Yes, Section 199(1) of the constitution does provide for a “single police service”. However, if Mr Arendse were to continue reading the constitution, he would note section 206(7) which specifically provides for the establishment of Municipal Police Services, which means the metro police is part and parcel of a democratic South Africa. Reading these two sections together, it is plainly obvious that the drafters of our constitution intended for a single nationally-run police service AND locally run municipal police services.
It is not true to say that the DA is the only party in opposition to the ANC’s plan to amalgamate the metro police into the SAPS. The National Assembly’s own document analysing the Green Paper which proposes merging of municipal police and SAPS noted that, “it is clear that a legal mind was not applied on other constitutional provisions that create space for the establishment of metro police”.

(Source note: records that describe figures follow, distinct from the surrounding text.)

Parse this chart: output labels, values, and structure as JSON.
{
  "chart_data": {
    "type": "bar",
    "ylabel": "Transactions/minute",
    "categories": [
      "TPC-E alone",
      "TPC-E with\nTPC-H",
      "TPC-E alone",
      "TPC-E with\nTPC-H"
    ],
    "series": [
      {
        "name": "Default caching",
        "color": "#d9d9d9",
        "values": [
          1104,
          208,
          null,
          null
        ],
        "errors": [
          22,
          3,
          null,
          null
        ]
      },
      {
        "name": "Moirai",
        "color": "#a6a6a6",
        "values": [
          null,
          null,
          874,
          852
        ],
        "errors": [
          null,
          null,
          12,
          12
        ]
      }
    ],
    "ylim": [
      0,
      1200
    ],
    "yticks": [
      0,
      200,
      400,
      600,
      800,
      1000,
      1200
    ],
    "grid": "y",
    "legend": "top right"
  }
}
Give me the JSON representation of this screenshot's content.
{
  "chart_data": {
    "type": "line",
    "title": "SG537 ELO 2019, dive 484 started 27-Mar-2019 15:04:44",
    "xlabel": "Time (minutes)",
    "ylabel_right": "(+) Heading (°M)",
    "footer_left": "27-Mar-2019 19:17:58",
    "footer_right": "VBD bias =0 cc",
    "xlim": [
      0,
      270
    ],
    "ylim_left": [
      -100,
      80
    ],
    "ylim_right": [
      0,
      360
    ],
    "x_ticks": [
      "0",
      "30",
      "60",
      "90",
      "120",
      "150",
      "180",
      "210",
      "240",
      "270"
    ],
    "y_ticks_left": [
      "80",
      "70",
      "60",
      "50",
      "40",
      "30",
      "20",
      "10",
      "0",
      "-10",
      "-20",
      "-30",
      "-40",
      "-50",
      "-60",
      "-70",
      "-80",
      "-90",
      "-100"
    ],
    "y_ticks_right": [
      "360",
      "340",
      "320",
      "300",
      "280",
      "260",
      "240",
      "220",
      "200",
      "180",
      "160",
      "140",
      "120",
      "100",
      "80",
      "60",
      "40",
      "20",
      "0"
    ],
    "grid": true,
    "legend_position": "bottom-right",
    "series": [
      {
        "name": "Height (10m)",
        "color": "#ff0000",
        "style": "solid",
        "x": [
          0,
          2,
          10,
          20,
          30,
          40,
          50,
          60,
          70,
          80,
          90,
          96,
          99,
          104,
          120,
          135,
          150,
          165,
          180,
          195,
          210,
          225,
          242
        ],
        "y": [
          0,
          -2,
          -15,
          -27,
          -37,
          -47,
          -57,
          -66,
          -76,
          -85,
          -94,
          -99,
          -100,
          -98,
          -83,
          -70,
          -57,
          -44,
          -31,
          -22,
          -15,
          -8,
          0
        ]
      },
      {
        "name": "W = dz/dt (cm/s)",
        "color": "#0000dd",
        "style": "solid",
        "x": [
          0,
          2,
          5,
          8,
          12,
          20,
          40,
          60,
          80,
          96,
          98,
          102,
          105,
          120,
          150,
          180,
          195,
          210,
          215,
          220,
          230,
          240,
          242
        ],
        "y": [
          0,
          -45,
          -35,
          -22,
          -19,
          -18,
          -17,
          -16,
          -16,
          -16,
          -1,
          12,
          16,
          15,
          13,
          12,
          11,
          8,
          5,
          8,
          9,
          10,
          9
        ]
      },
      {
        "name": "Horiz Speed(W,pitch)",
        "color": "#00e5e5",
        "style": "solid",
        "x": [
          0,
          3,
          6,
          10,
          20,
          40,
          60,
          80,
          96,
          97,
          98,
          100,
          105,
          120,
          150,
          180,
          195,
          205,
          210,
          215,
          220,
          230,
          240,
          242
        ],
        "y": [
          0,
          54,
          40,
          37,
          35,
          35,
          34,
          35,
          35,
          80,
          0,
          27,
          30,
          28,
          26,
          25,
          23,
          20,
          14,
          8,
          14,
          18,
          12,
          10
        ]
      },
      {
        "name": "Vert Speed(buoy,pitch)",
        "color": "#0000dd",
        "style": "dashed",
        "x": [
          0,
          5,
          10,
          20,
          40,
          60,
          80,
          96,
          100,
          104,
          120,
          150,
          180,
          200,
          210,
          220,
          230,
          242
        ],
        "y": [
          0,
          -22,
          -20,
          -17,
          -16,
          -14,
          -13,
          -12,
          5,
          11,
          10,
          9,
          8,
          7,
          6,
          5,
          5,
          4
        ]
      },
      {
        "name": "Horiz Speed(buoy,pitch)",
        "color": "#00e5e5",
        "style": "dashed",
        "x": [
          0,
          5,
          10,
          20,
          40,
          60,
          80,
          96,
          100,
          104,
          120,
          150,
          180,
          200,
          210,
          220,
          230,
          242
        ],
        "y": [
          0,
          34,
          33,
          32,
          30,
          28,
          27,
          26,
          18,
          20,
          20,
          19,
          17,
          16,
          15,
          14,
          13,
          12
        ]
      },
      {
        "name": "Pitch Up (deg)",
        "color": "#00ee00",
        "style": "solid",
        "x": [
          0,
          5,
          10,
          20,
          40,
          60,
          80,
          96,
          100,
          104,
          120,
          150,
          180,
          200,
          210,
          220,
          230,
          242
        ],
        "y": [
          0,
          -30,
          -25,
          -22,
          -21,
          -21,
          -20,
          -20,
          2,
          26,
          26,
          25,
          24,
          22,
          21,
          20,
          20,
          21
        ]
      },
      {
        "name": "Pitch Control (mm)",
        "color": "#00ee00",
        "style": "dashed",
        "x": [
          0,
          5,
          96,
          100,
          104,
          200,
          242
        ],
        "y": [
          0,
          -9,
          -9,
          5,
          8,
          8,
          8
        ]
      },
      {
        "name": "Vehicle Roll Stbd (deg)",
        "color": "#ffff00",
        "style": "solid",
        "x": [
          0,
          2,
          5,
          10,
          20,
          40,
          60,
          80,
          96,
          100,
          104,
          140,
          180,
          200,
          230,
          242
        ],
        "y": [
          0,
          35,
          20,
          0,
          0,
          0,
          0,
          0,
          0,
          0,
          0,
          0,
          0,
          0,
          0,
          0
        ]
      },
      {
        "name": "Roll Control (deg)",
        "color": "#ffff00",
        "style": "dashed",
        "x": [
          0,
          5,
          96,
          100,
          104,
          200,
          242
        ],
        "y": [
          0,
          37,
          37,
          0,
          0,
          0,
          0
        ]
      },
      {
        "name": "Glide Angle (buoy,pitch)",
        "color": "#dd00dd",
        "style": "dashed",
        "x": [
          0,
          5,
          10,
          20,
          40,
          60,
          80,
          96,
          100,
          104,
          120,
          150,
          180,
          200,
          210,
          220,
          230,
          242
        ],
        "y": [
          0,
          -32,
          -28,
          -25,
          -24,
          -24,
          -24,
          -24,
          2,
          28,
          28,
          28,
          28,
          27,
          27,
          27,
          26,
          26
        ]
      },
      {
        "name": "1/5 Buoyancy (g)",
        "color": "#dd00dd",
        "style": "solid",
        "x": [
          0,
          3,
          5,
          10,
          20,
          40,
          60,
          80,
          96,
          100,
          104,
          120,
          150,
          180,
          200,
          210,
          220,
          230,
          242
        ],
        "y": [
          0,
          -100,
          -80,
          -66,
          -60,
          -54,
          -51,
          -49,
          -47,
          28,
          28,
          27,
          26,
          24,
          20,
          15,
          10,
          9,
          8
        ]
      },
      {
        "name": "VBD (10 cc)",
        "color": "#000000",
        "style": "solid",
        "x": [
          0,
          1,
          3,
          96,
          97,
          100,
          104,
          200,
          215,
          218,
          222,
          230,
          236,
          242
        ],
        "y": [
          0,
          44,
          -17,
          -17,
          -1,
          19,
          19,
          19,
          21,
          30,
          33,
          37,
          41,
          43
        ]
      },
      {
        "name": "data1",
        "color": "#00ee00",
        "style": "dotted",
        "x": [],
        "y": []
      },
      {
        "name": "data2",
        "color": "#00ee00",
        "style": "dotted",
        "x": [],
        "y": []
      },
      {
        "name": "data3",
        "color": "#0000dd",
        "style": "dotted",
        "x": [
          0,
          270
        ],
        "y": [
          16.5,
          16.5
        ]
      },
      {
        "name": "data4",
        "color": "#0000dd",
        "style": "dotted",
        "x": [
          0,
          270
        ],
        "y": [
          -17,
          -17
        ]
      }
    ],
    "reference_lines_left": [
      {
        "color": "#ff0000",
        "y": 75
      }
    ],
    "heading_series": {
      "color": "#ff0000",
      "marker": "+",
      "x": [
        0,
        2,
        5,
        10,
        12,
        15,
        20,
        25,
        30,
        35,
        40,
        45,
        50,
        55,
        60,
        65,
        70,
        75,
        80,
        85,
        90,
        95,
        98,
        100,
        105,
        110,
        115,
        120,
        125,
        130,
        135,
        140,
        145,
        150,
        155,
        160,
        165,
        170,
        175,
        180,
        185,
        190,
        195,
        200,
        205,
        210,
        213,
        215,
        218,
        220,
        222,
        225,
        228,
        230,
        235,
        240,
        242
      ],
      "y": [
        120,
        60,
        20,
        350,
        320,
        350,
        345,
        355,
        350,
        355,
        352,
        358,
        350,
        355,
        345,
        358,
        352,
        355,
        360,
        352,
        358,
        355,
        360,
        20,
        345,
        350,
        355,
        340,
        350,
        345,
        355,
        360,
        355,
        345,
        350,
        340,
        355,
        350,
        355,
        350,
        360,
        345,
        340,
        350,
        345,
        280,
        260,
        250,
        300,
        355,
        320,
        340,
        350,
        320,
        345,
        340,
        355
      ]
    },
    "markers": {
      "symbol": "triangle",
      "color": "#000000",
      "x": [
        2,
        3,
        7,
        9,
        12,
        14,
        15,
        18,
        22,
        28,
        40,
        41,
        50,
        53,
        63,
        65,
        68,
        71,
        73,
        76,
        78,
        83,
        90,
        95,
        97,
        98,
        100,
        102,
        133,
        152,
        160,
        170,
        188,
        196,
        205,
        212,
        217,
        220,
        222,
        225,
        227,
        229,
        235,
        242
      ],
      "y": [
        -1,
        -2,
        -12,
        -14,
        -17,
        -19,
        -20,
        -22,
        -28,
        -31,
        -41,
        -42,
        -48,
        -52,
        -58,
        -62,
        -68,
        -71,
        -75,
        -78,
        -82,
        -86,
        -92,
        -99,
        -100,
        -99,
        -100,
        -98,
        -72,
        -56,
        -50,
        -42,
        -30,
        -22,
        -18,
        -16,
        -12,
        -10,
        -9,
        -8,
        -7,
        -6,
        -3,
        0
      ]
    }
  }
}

Parliament further notes these proposals were “contrary to a dominant strand of thinking in the policing discourse that view metro police as augmenting the policing architecture and/or security apparatus…”
If this policy – an ANC 2007 Polokwane conference resolution – were such a brilliant idea, why has Mr Arendse’s party spent the past 10 years vacillating on it? Probably because an amalgamation will mean less localised responses to crime prevention and it will negatively affect service priorities.